Pour mieux saisir le mécanisme de la fatigue, l'émission On en parle a consulté "Histoire de la fatigue. Du Moyen Âge à nos jours", un livre de Georges Vigarello publié au Seuil en 2020, qui est une sorte de bible de la question.
Dans cette somme de près de 500 pages, l'historien français nous apprend qu'à l'époque médiévale la fatigue était surtout liée aux combattants. Elle est centrale et même valorisée: lorsqu'on est visiblement éreinté, lorsqu'on a les pieds ensanglantés par exemple, on suscite l'estime.
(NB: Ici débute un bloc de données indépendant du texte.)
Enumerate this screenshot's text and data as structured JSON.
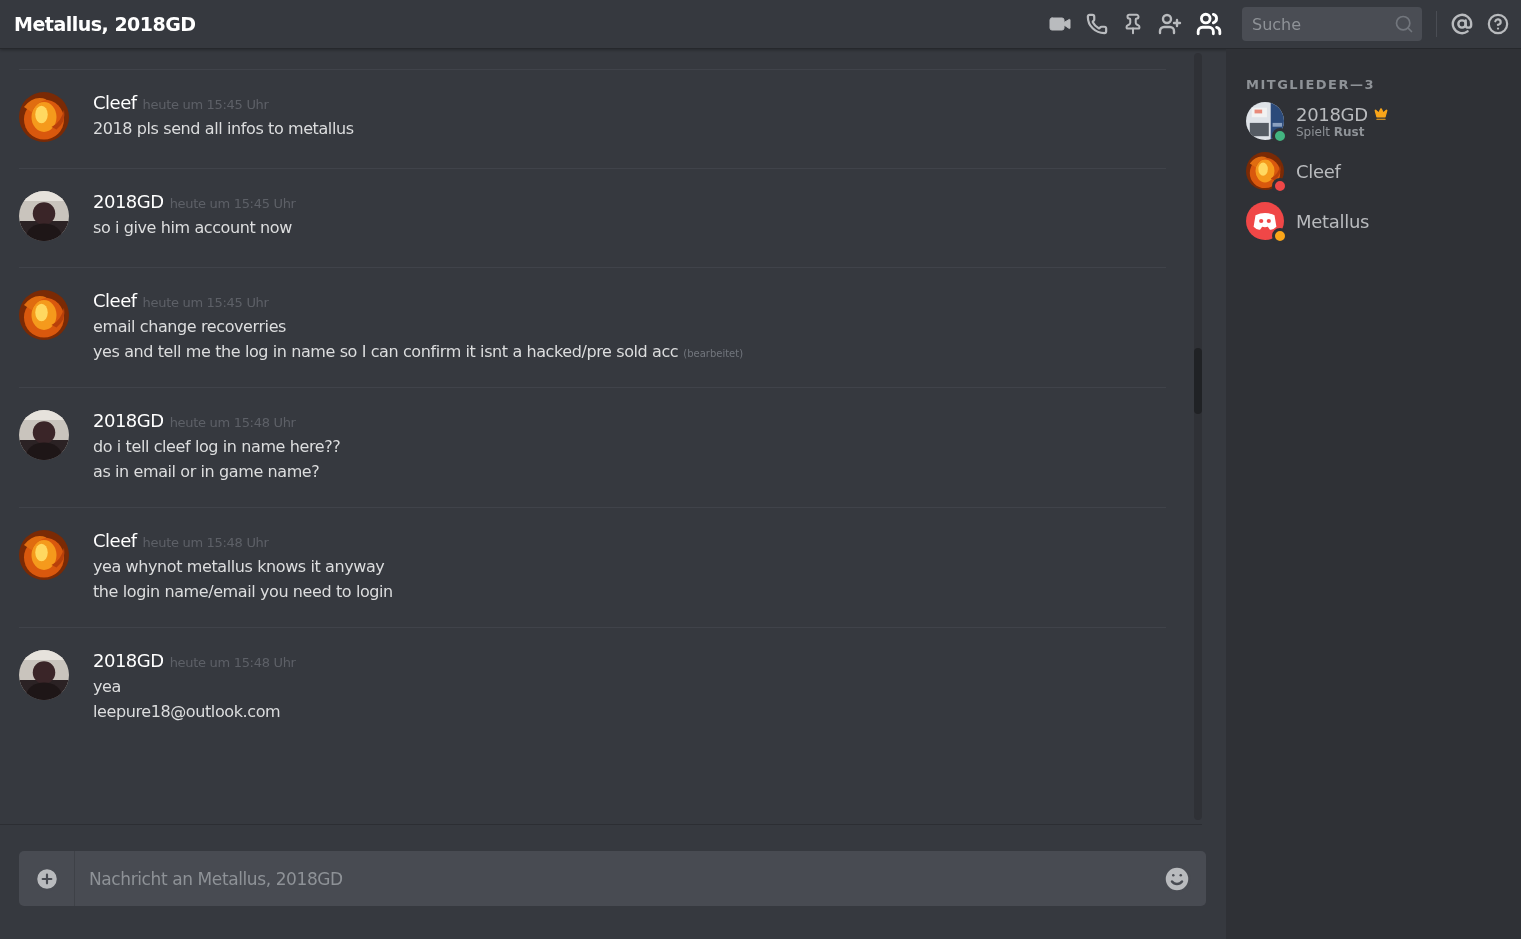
{
  "window": {
    "title": "Metallus, 2018GD"
  },
  "search": {
    "placeholder": "Suche"
  },
  "messages": [
    {
      "author": "Cleef",
      "timestamp": "heute um 15:45 Uhr",
      "lines": [
        {
          "text": "2018 pls send all infos to metallus"
        }
      ]
    },
    {
      "author": "2018GD",
      "timestamp": "heute um 15:45 Uhr",
      "lines": [
        {
          "text": "so i give him account now"
        }
      ]
    },
    {
      "author": "Cleef",
      "timestamp": "heute um 15:45 Uhr",
      "lines": [
        {
          "text": "email change recoverries"
        },
        {
          "text": "yes and tell me the log in name so I can confirm it isnt a hacked/pre sold acc",
          "edited_tag": "(bearbeitet)"
        }
      ]
    },
    {
      "author": "2018GD",
      "timestamp": "heute um 15:48 Uhr",
      "lines": [
        {
          "text": "do i tell cleef log in name here??"
        },
        {
          "text": "as in email or in game name?"
        }
      ]
    },
    {
      "author": "Cleef",
      "timestamp": "heute um 15:48 Uhr",
      "lines": [
        {
          "text": "yea whynot metallus knows it anyway"
        },
        {
          "text": "the login name/email you need to login"
        }
      ]
    },
    {
      "author": "2018GD",
      "timestamp": "heute um 15:48 Uhr",
      "lines": [
        {
          "text": "yea"
        },
        {
          "text": "leepure18@outlook.com"
        }
      ]
    }
  ],
  "composer": {
    "placeholder": "Nachricht an Metallus, 2018GD"
  },
  "members": {
    "heading": "MITGLIEDER—3",
    "items": [
      {
        "name": "2018GD",
        "color": "#43b581",
        "owner": true,
        "activity": "Spielt **Rust**"
      },
      {
        "name": "Cleef",
        "color": "#f04747",
        "owner": false
      },
      {
        "name": "Metallus",
        "color": "#faa61a",
        "owner": false
      }
    ]
  }
}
Les voyages sont aussi source de fatigue. Mais, contrairement à celle du guerrier, celle-ci n'est pas du tout valorisée. A l'inverse, elle est même redoutée: les gens s'épuisaient durant les voyages et beaucoup d'entre eux mouraient, notamment quand ils devaient traverser des forêts durant des jours, voire des mois, dans le froid.
Un terme au pluriel
En ce temps-là, personne ne parle de la fatigue au travail, qui est totalement banale. Elle ne fait d'ailleurs même pas l'objet de commentaires. C'est une non-valeur.
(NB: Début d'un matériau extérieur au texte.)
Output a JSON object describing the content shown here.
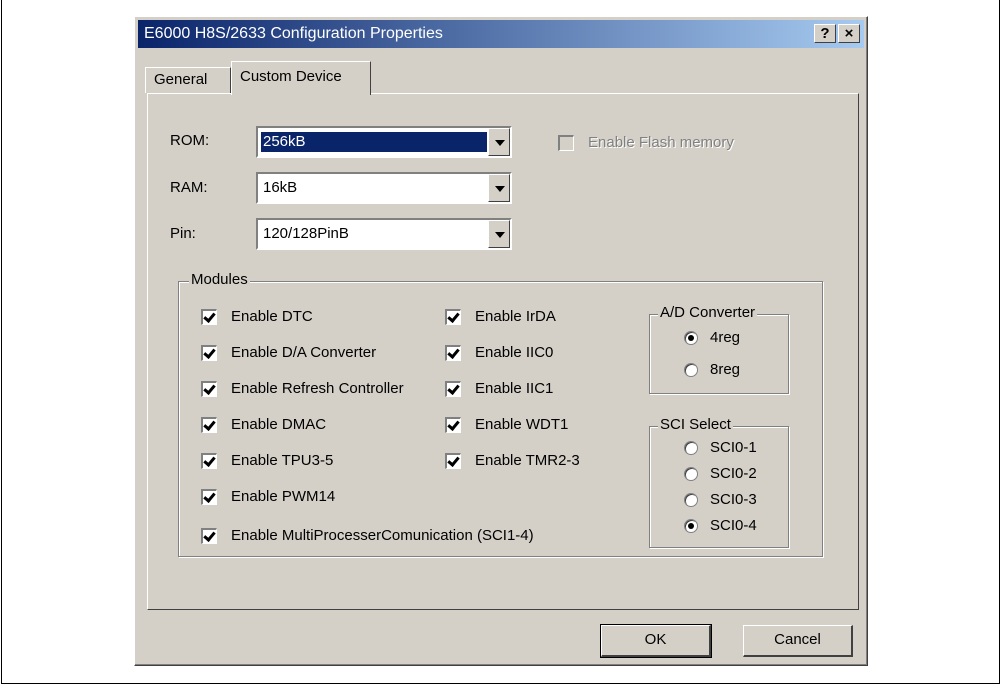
{
  "window": {
    "title": "E6000 H8S/2633 Configuration Properties",
    "help_button": "?",
    "close_button": "×"
  },
  "tabs": [
    {
      "label": "General"
    },
    {
      "label": "Custom Device"
    }
  ],
  "form": {
    "rom": {
      "label": "ROM:",
      "value": "256kB"
    },
    "ram": {
      "label": "RAM:",
      "value": "16kB"
    },
    "pin": {
      "label": "Pin:",
      "value": "120/128PinB"
    },
    "flash": {
      "label": "Enable Flash memory",
      "checked": false,
      "enabled": false
    }
  },
  "modules": {
    "title": "Modules",
    "left": [
      {
        "label": "Enable DTC",
        "checked": true
      },
      {
        "label": "Enable D/A Converter",
        "checked": true
      },
      {
        "label": "Enable Refresh Controller",
        "checked": true
      },
      {
        "label": "Enable DMAC",
        "checked": true
      },
      {
        "label": "Enable TPU3-5",
        "checked": true
      },
      {
        "label": "Enable PWM14",
        "checked": true
      },
      {
        "label": "Enable MultiProcesserComunication (SCI1-4)",
        "checked": true
      }
    ],
    "right": [
      {
        "label": "Enable IrDA",
        "checked": true
      },
      {
        "label": "Enable IIC0",
        "checked": true
      },
      {
        "label": "Enable IIC1",
        "checked": true
      },
      {
        "label": "Enable WDT1",
        "checked": true
      },
      {
        "label": "Enable TMR2-3",
        "checked": true
      }
    ],
    "ad_converter": {
      "title": "A/D Converter",
      "options": [
        {
          "label": "4reg",
          "selected": true
        },
        {
          "label": "8reg",
          "selected": false
        }
      ]
    },
    "sci_select": {
      "title": "SCI Select",
      "options": [
        {
          "label": "SCI0-1",
          "selected": false
        },
        {
          "label": "SCI0-2",
          "selected": false
        },
        {
          "label": "SCI0-3",
          "selected": false
        },
        {
          "label": "SCI0-4",
          "selected": true
        }
      ]
    }
  },
  "buttons": {
    "ok": "OK",
    "cancel": "Cancel"
  }
}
Autour du XVIe et XVIIe siècle, toute une panoplie de fatigues différentes apparaissent. Il y a par exemple la "fatigue de cour" pour désigner l'enchaînement des visites, les voyages, le devoir d'adopter les bonnes postures, les cérémonies et autres.
On commence aussi à chercher des remèdes pour garder les yeux ouverts comme les bains chauds, les parfums, le lait de vache ou le vin. On pense même à cette époque que le tabac permet d'entretenir les résistances mentales!
La fatigue sort de l'ombre
Si aujourd'hui la fatigue est partout, elle est restée assez "discrète" pendant longtemps. C'est seulement à partir des Lumières qu'elle devient un véritable phénomène. On y porte une attention particulière, on se soucie de ce que chacun peut éprouver, on se focalise sur la sensibilité. On commence aussi à détailler les pathologies, on décrit les courbatures et les formes d'épuisement.
Au XIXe siècle, la fatigue au travail entre dans les discussions. D'un côté, elle est bien vue: s'impliquer corps et âme sert à tout le monde. Vive la réussite! Mais d'un autre, il y a la fatigue malheureuse, celle qui concerne les ouvriers qui se tuent à la tâche sans arriver à joindre les deux bouts, sans compter le manque de sommeil, le froid et les trajets.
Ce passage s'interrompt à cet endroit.